ASX-listed Syrah Resources’ Balama graphite operation in Mozambique remained suspended for the third consecutive quarter, with the company attributing the continued shutdown to ongoing protest action and a lack of government enforcement of its mining rights.
Production at the Balama site has been halted since mid-2024, initially due to disputes over farmland resettlement. However, the situation has since escalated, becoming entangled in broader election-related unrest.
As a result, Syrah has been unable to access the site or resume operations, and its graphite inventories have been depleted, halting all sales until production can restart.
“Production is required to replenish depleted inventory positions for sales to recommence,” the company stated in its March quarterly update.
Graphite sales plummeted to just 1,300 tonnes in the March quarter, compared to 8,700 tonnes in the December 2024 quarter and 20,100 tonnes in the same period a year earlier.
Despite the shutdown, Balama’s C1 fixed costs remain around $3 million per month (FOB), though temporary cost-saving measures have been implemented.
Syrah declared force majeure under its Balama Mining Agreement in 2024, a status that remains in effect.

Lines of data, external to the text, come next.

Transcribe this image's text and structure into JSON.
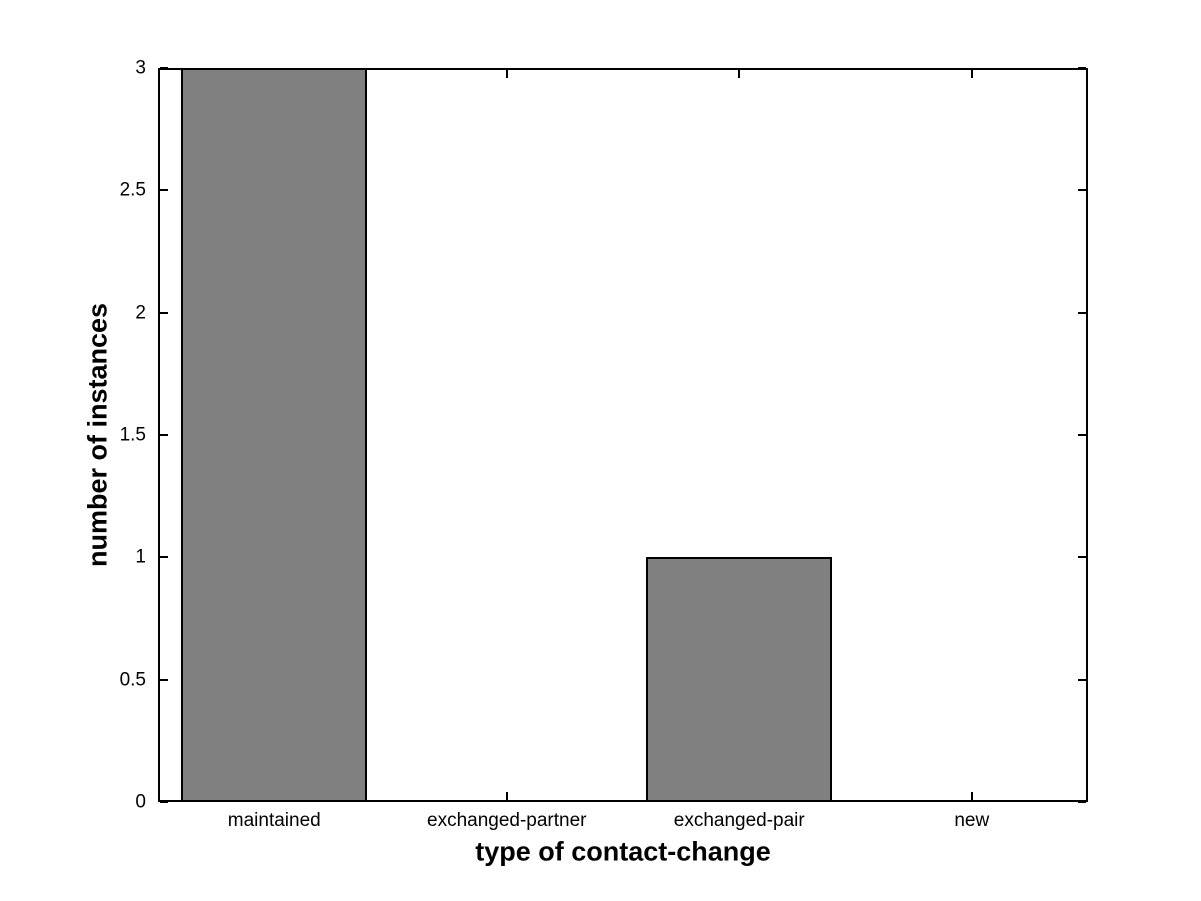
{
  "chart_data": {
    "type": "bar",
    "title": "",
    "categories": [
      "maintained",
      "exchanged-partner",
      "exchanged-pair",
      "new"
    ],
    "values": [
      3,
      0,
      1,
      0
    ],
    "xlabel": "type of contact-change",
    "ylabel": "number of instances",
    "ylim": [
      0,
      3
    ],
    "yticks": [
      0,
      0.5,
      1,
      1.5,
      2,
      2.5,
      3
    ],
    "ytick_labels": [
      "0",
      "0.5",
      "1",
      "1.5",
      "2",
      "2.5",
      "3"
    ],
    "bar_relative_width": 0.8,
    "bar_color": "#808080",
    "bar_edge_color": "#000000",
    "axis_color": "#000000",
    "background_color": "#ffffff",
    "grid": false,
    "box": true,
    "legend": null
  }
}
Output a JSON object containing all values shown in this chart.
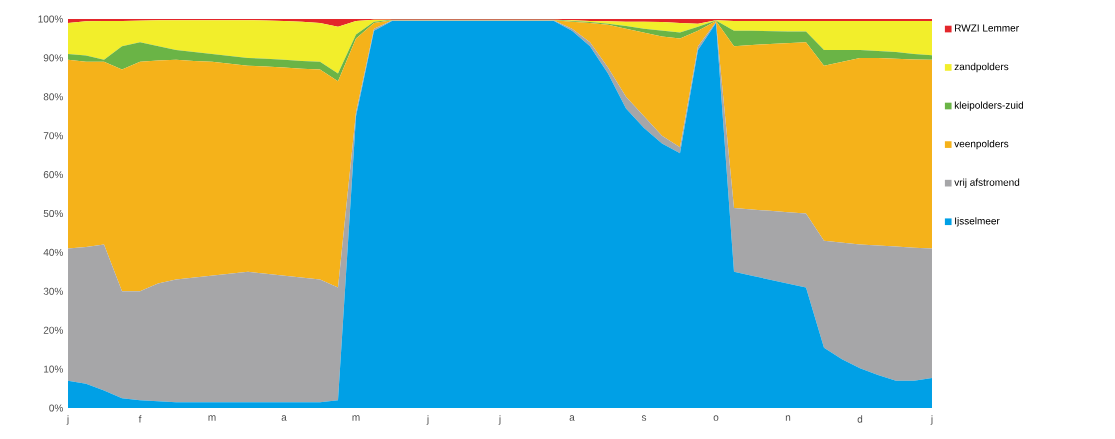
{
  "chart_data": {
    "type": "area",
    "stacked": true,
    "legend": "right",
    "categories": [
      "j",
      null,
      null,
      null,
      "f",
      null,
      null,
      null,
      "m",
      null,
      null,
      null,
      "a",
      null,
      null,
      null,
      "m",
      null,
      null,
      null,
      "j",
      null,
      null,
      null,
      "j",
      null,
      null,
      null,
      "a",
      null,
      null,
      null,
      "s",
      null,
      null,
      null,
      "o",
      null,
      null,
      null,
      "n",
      null,
      null,
      null,
      "d",
      null,
      null,
      null,
      "j"
    ],
    "ylim": [
      0,
      100
    ],
    "yticks": [
      {
        "value": 0,
        "label": "0%"
      },
      {
        "value": 10,
        "label": "10%"
      },
      {
        "value": 20,
        "label": "20%"
      },
      {
        "value": 30,
        "label": "30%"
      },
      {
        "value": 40,
        "label": "40%"
      },
      {
        "value": 50,
        "label": "50%"
      },
      {
        "value": 60,
        "label": "60%"
      },
      {
        "value": 70,
        "label": "70%"
      },
      {
        "value": 80,
        "label": "80%"
      },
      {
        "value": 90,
        "label": "90%"
      },
      {
        "value": 100,
        "label": "100%"
      }
    ],
    "series": [
      {
        "name": "Ijsselmeer",
        "color": "#00a0e6",
        "values": [
          7,
          6.2,
          4.5,
          2.5,
          2,
          1.7,
          1.5,
          1.5,
          1.5,
          1.5,
          1.5,
          1.5,
          1.5,
          1.5,
          1.5,
          2,
          75,
          97,
          99.5,
          99.5,
          99.5,
          99.5,
          99.5,
          99.5,
          99.5,
          99.5,
          99.5,
          99.5,
          97,
          93,
          86,
          77,
          72,
          68,
          65.5,
          92,
          99,
          35,
          34,
          33,
          32,
          31,
          15.5,
          12.5,
          10.2,
          8.5,
          7,
          7,
          7.7
        ]
      },
      {
        "name": "vrij afstromend",
        "color": "#a6a6a8",
        "values": [
          34,
          35.2,
          37.5,
          27.5,
          28,
          30.3,
          31.5,
          32,
          32.5,
          33,
          33.5,
          33,
          32.5,
          32,
          31.5,
          29,
          1,
          0.5,
          0.1,
          0.1,
          0.1,
          0.1,
          0.1,
          0.1,
          0.1,
          0.1,
          0.1,
          0.1,
          0.5,
          1,
          1.5,
          3,
          3,
          2,
          1.5,
          1,
          0.2,
          16.4,
          17,
          17.7,
          18.3,
          19,
          27.5,
          30,
          31.8,
          33.3,
          34.5,
          34.2,
          33.3
        ]
      },
      {
        "name": "veenpolders",
        "color": "#f5b21a",
        "values": [
          48.5,
          47.6,
          47,
          57,
          59,
          57.3,
          56.5,
          55.7,
          55,
          54,
          53,
          53.3,
          53.5,
          53.7,
          54,
          53,
          19,
          1.5,
          0.1,
          0.1,
          0.1,
          0.1,
          0.1,
          0.1,
          0.1,
          0.1,
          0.1,
          0.1,
          1.8,
          5,
          11,
          17.5,
          21.5,
          25.5,
          28,
          4,
          0.3,
          41.6,
          42.3,
          42.9,
          43.5,
          44,
          45,
          46.5,
          48,
          48.2,
          48.3,
          48.4,
          48.5
        ]
      },
      {
        "name": "kleipolders-zuid",
        "color": "#6ab446",
        "values": [
          1.5,
          1.6,
          0.5,
          6,
          5,
          3.7,
          2.5,
          2.3,
          2,
          2,
          2,
          2,
          2,
          2,
          2,
          2,
          1,
          0.3,
          0.1,
          0.1,
          0.1,
          0.1,
          0.1,
          0.1,
          0.1,
          0.1,
          0.1,
          0.1,
          0.2,
          0.2,
          0.3,
          0.7,
          1,
          1.5,
          1.5,
          1,
          0.1,
          4,
          3.7,
          3.3,
          3,
          2.8,
          4,
          3,
          2,
          1.8,
          1.7,
          1.4,
          1.2
        ]
      },
      {
        "name": "zandpolders",
        "color": "#f2ee2b",
        "values": [
          8,
          8.8,
          10,
          6.5,
          5.6,
          6.7,
          7.7,
          8.2,
          8.7,
          9.2,
          9.7,
          9.8,
          10,
          10.1,
          10,
          12,
          3.5,
          0.5,
          0,
          0,
          0,
          0,
          0,
          0,
          0,
          0,
          0,
          0,
          0.2,
          0.3,
          0.6,
          1.1,
          1.8,
          2.2,
          2.5,
          0.8,
          0.1,
          2.5,
          2.5,
          2.6,
          2.7,
          2.7,
          7.5,
          7.5,
          7.5,
          7.7,
          8,
          8.5,
          8.8
        ]
      },
      {
        "name": "RWZI Lemmer",
        "color": "#e3262b",
        "values": [
          1,
          0.6,
          0.5,
          0.5,
          0.4,
          0.3,
          0.3,
          0.3,
          0.3,
          0.3,
          0.3,
          0.4,
          0.5,
          0.7,
          1,
          2,
          0.5,
          0.2,
          0.2,
          0.2,
          0.2,
          0.2,
          0.2,
          0.2,
          0.2,
          0.2,
          0.2,
          0.2,
          0.3,
          0.5,
          0.6,
          0.7,
          0.7,
          0.8,
          1,
          1.2,
          0.3,
          0.5,
          0.5,
          0.5,
          0.5,
          0.5,
          0.5,
          0.5,
          0.5,
          0.5,
          0.5,
          0.5,
          0.5
        ]
      }
    ]
  }
}
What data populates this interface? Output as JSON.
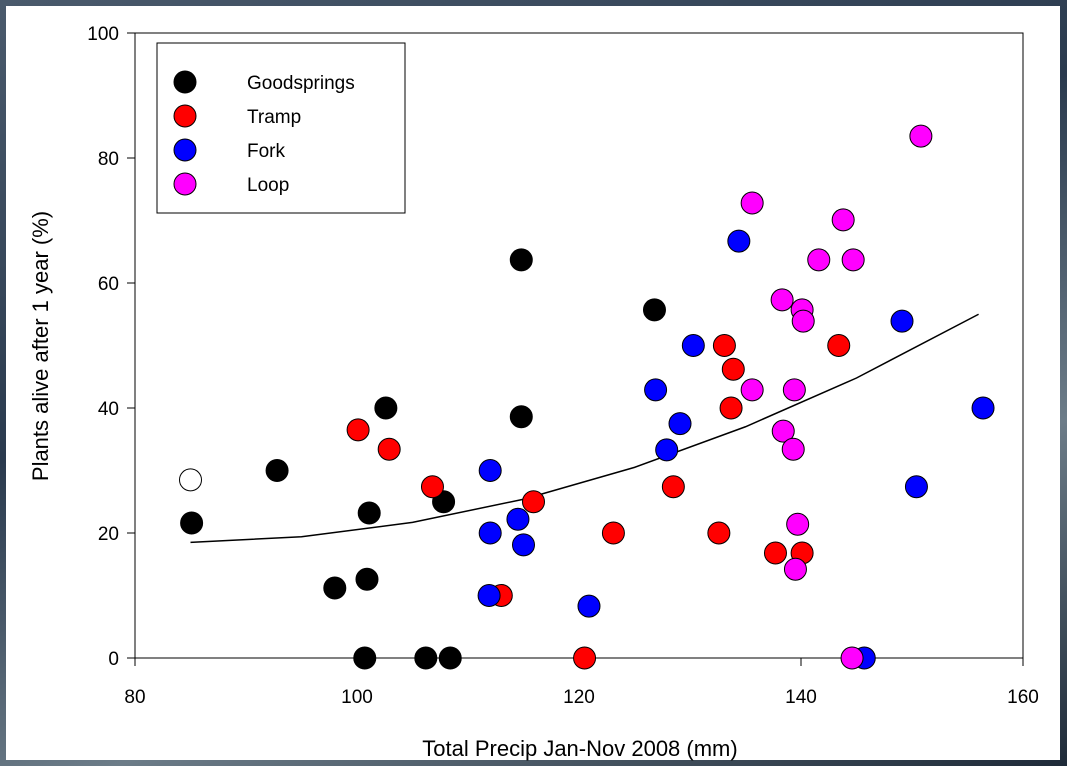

While the company reached a resolution and signed an agreement with the original group of resettled farmers, a small group of individuals—described as having “no legitimate reason nor claim”—continues to block site access. Government authorities have so far failed to enforce Syrah’s legal right to access the mine.
Although a final court order in March upheld a provisional injunction against the protestors, enforcement has stalled.
“It is uncertain whether the injunction will be administered by District authorities and if it will be effective,” the company noted. Syrah has since filed an application to make the injunction permanent.
The ongoing protests have also hindered Syrah’s ability to implement its social development programs in the region.
Nevertheless, the company reaffirmed its commitment to sustainability, community engagement, and governance.
The delay in resolving the issue has been compounded by broader civil unrest and the late formation of Mozambique’s new government in January 2025.
Syrah has not provided any timeline for the resumption of operations at Balama.
Balama is one of the world’s largest natural graphite mines and plays a central role in Syrah’s integrated supply strategy with its downstream active anode material (AAM) facility in Vidalia, Louisiana, USA.
Sales from Vidalia are expected to begin this year, pending progress on customer qualification, U.S. policy updates, and market dynamics related to Chinese AAM imports.
Meanwhile, the final investment decision for expanding Vidalia to a 45,000 t/y facility hinges on securing further sales contracts and financing. Syrah has been awarded a $165-million Section 48C tax credit to support the expansion.
The company closed the March quarter with a cash balance of $66 million, including $44 million in restricted funds.
Of this, $9 million is available for Balama operations and capital costs, while $11 million is allocated to Vidalia.